Les voyages au Moyen Age


Danièle Masse, docteur en Lettres, chargée de Cours à l'Université de Toulon.


Si l'Antiquité a connu de grands voyageurs tels Ulysse et les Phéniciens, il faudra attendre l'époque des grandes découvertes, à la fin du XVe siècle pour renouer avec le concept du voyage au sens de découverte et d'exploration. Entre Antiquité et Renaissance, le Moyen Age stagne, du moins en apparence. Car si la tradition veut que cette longue période - un millénaire de la chute de l'Empire Romain à la Renaissance - soit frappée d'immobilisme, la réalité est tout autre. A y regarder de près, on constate au contraire que les déplacements sont nombreux, même si ce n'est qu'à la fin du Moyen Age que le voyage trouve le sens qu'on lui donne aujourd'hui.

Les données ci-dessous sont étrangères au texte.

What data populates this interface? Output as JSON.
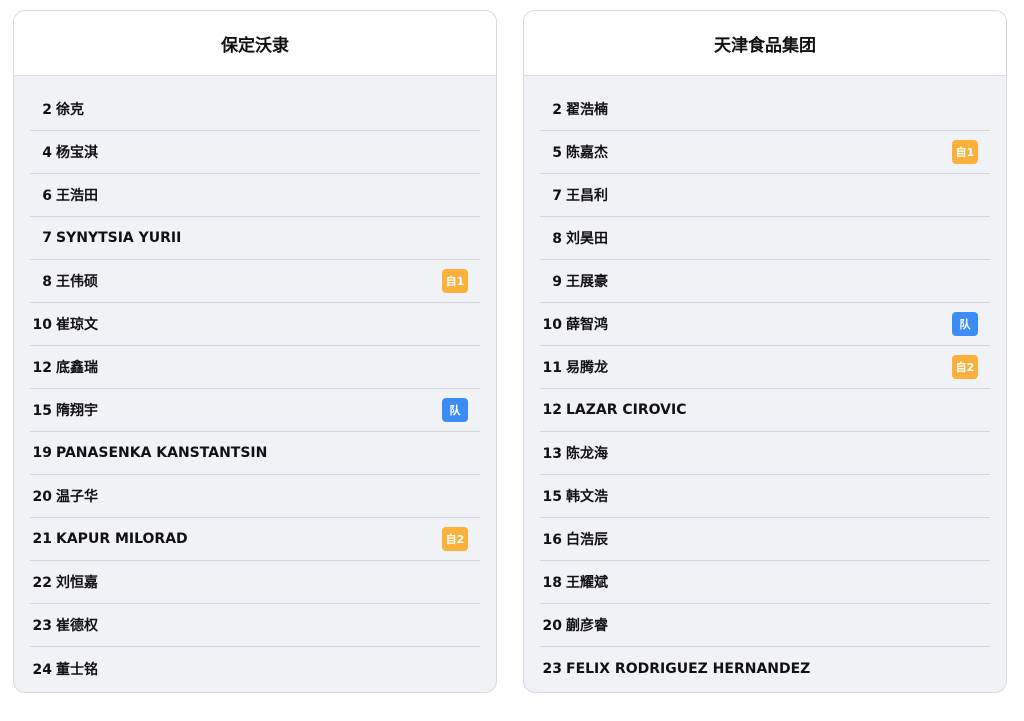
{
  "colors": {
    "self_badge": "#fbb03b",
    "team_badge": "#3b8cf5",
    "card_bg": "#f1f2f6",
    "header_bg": "#ffffff"
  },
  "teams": [
    {
      "name": "保定沃隶",
      "players": [
        {
          "number": "2",
          "name": "徐克",
          "badge": ""
        },
        {
          "number": "4",
          "name": "杨宝淇",
          "badge": ""
        },
        {
          "number": "6",
          "name": "王浩田",
          "badge": ""
        },
        {
          "number": "7",
          "name": "SYNYTSIA YURII",
          "badge": ""
        },
        {
          "number": "8",
          "name": "王伟硕",
          "badge": "自1",
          "badge_type": "self"
        },
        {
          "number": "10",
          "name": "崔琼文",
          "badge": ""
        },
        {
          "number": "12",
          "name": "底鑫瑞",
          "badge": ""
        },
        {
          "number": "15",
          "name": "隋翔宇",
          "badge": "队",
          "badge_type": "team"
        },
        {
          "number": "19",
          "name": "PANASENKA KANSTANTSIN",
          "badge": ""
        },
        {
          "number": "20",
          "name": "温子华",
          "badge": ""
        },
        {
          "number": "21",
          "name": "KAPUR MILORAD",
          "badge": "自2",
          "badge_type": "self"
        },
        {
          "number": "22",
          "name": "刘恒嘉",
          "badge": ""
        },
        {
          "number": "23",
          "name": "崔德权",
          "badge": ""
        },
        {
          "number": "24",
          "name": "董士铭",
          "badge": ""
        }
      ]
    },
    {
      "name": "天津食品集团",
      "players": [
        {
          "number": "2",
          "name": "翟浩楠",
          "badge": ""
        },
        {
          "number": "5",
          "name": "陈嘉杰",
          "badge": "自1",
          "badge_type": "self"
        },
        {
          "number": "7",
          "name": "王昌利",
          "badge": ""
        },
        {
          "number": "8",
          "name": "刘昊田",
          "badge": ""
        },
        {
          "number": "9",
          "name": "王展豪",
          "badge": ""
        },
        {
          "number": "10",
          "name": "薛智鸿",
          "badge": "队",
          "badge_type": "team"
        },
        {
          "number": "11",
          "name": "易腾龙",
          "badge": "自2",
          "badge_type": "self"
        },
        {
          "number": "12",
          "name": "LAZAR CIROVIC",
          "badge": ""
        },
        {
          "number": "13",
          "name": "陈龙海",
          "badge": ""
        },
        {
          "number": "15",
          "name": "韩文浩",
          "badge": ""
        },
        {
          "number": "16",
          "name": "白浩辰",
          "badge": ""
        },
        {
          "number": "18",
          "name": "王耀斌",
          "badge": ""
        },
        {
          "number": "20",
          "name": "蒯彦睿",
          "badge": ""
        },
        {
          "number": "23",
          "name": "FELIX RODRIGUEZ HERNANDEZ",
          "badge": ""
        }
      ]
    }
  ]
}
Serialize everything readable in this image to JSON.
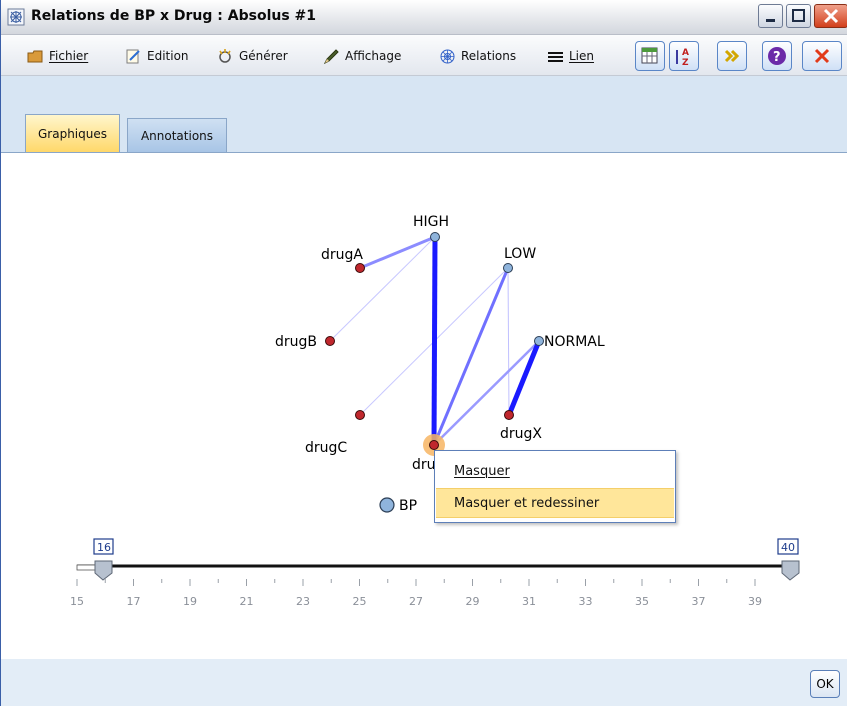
{
  "window": {
    "title": "Relations de BP x Drug : Absolus #1"
  },
  "menu": {
    "fichier": "Fichier",
    "edition": "Edition",
    "generer": "Générer",
    "affichage": "Affichage",
    "relations": "Relations",
    "lien": "Lien"
  },
  "tabs": {
    "graphiques": "Graphiques",
    "annotations": "Annotations"
  },
  "graph": {
    "nodes": {
      "high": "HIGH",
      "low": "LOW",
      "normal": "NORMAL",
      "drugA": "drugA",
      "drugB": "drugB",
      "drugC": "drugC",
      "drugX": "drugX",
      "drugY_partial": "dru"
    },
    "legend": "BP",
    "colors": {
      "bp_node": "#8fb4dc",
      "drug_node": "#c0272d",
      "strong_link": "#1a1aff",
      "weak_link": "#b9b9ff",
      "selected_halo": "#f7b563"
    }
  },
  "slider": {
    "min_value": "16",
    "max_value": "40",
    "ticks": [
      "15",
      "17",
      "19",
      "21",
      "23",
      "25",
      "27",
      "29",
      "31",
      "33",
      "35",
      "37",
      "39"
    ]
  },
  "context_menu": {
    "masquer": "Masquer",
    "masquer_redessiner": "Masquer et redessiner"
  },
  "buttons": {
    "ok": "OK"
  }
}
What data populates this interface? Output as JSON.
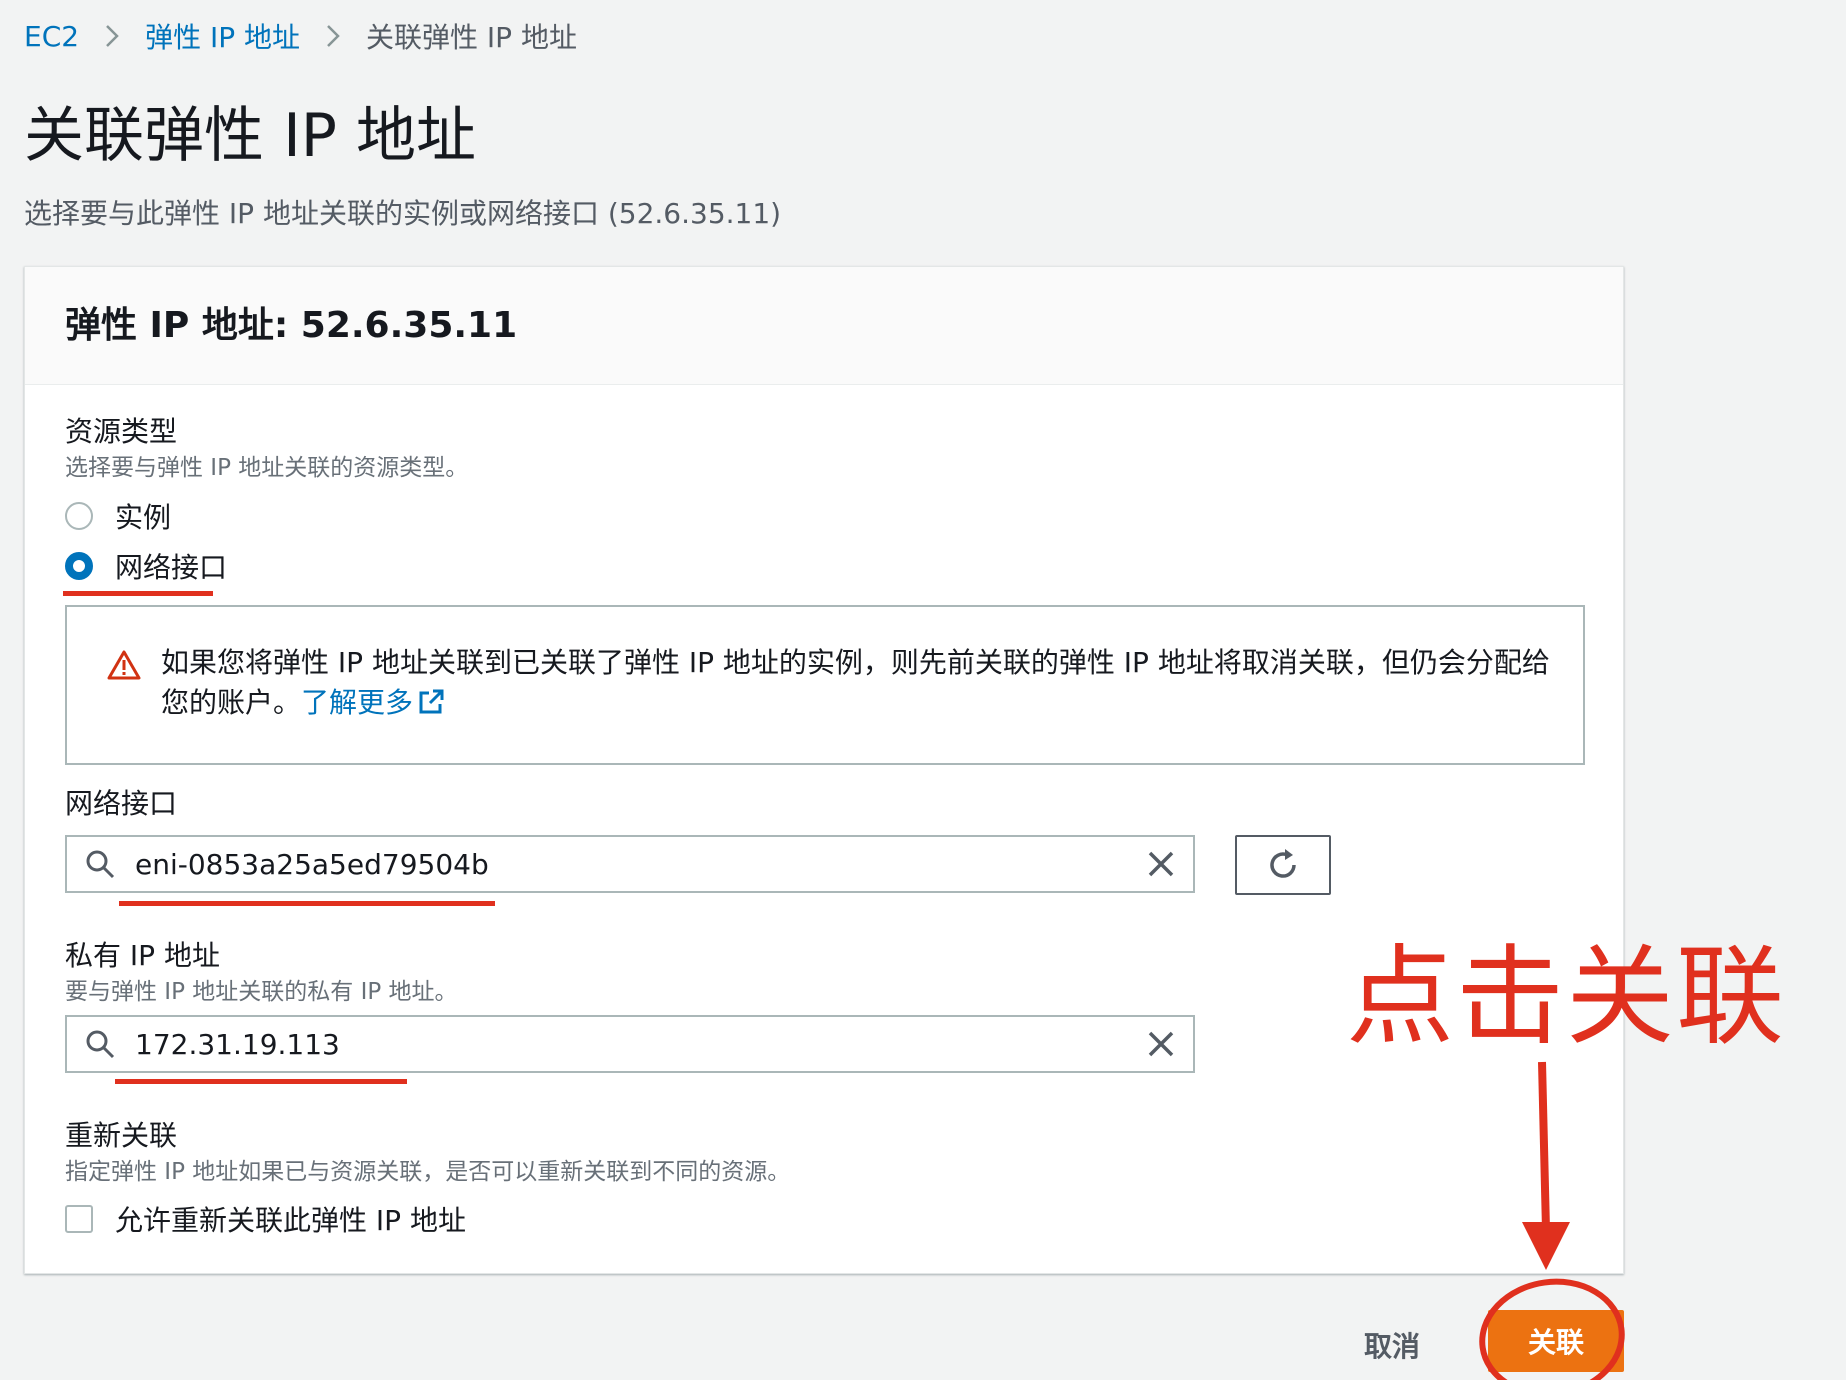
{
  "breadcrumb": {
    "items": [
      "EC2",
      "弹性 IP 地址",
      "关联弹性 IP 地址"
    ]
  },
  "page": {
    "title": "关联弹性 IP 地址",
    "description": "选择要与此弹性 IP 地址关联的实例或网络接口 (52.6.35.11)"
  },
  "panel": {
    "title": "弹性 IP 地址: 52.6.35.11"
  },
  "resource_type": {
    "label": "资源类型",
    "description": "选择要与弹性 IP 地址关联的资源类型。",
    "options": [
      {
        "label": "实例",
        "selected": false
      },
      {
        "label": "网络接口",
        "selected": true
      }
    ]
  },
  "alert": {
    "text": "如果您将弹性 IP 地址关联到已关联了弹性 IP 地址的实例，则先前关联的弹性 IP 地址将取消关联，但仍会分配给您的账户。",
    "link": "了解更多",
    "icon": "warning-icon"
  },
  "network_interface": {
    "label": "网络接口",
    "value": "eni-0853a25a5ed79504b"
  },
  "private_ip": {
    "label": "私有 IP 地址",
    "description": "要与弹性 IP 地址关联的私有 IP 地址。",
    "value": "172.31.19.113"
  },
  "reassociation": {
    "label": "重新关联",
    "description": "指定弹性 IP 地址如果已与资源关联，是否可以重新关联到不同的资源。",
    "checkbox_label": "允许重新关联此弹性 IP 地址",
    "checked": false
  },
  "annotation": {
    "text": "点击关联",
    "color": "#e0301e"
  },
  "footer": {
    "cancel_label": "取消",
    "associate_label": "关联"
  },
  "colors": {
    "link": "#0073bb",
    "primary_button": "#ec7211",
    "radio_selected": "#0073bb",
    "annotation_red": "#e0301e"
  }
}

LE VOYAGE COMME APPRENTISSAGE.

Au Moyen Age, on ne voyage pas par plaisir, notion inconnue alors, mais pour faire un pèlerinage, pour guerroyer, notamment en Terre Sainte ou pour commercer. On trouve pourtant sur les routes une population appartenant à toutes les classes sociales : les paysans et les marchands se déplacent de foire en foire, les étudiants et les professeurs d'université en université, les nobles visitent leurs domaines situés souvent à des distances considérables ; les clercs et les autorités ecclésiastiques vont de monastère en monastère. Il n'est guère que les femmes qui restent confinées au foyer, encore que certaines dames nobles voyagent aussi et que la foule des pèlerins compte de nombreuses pèlerines.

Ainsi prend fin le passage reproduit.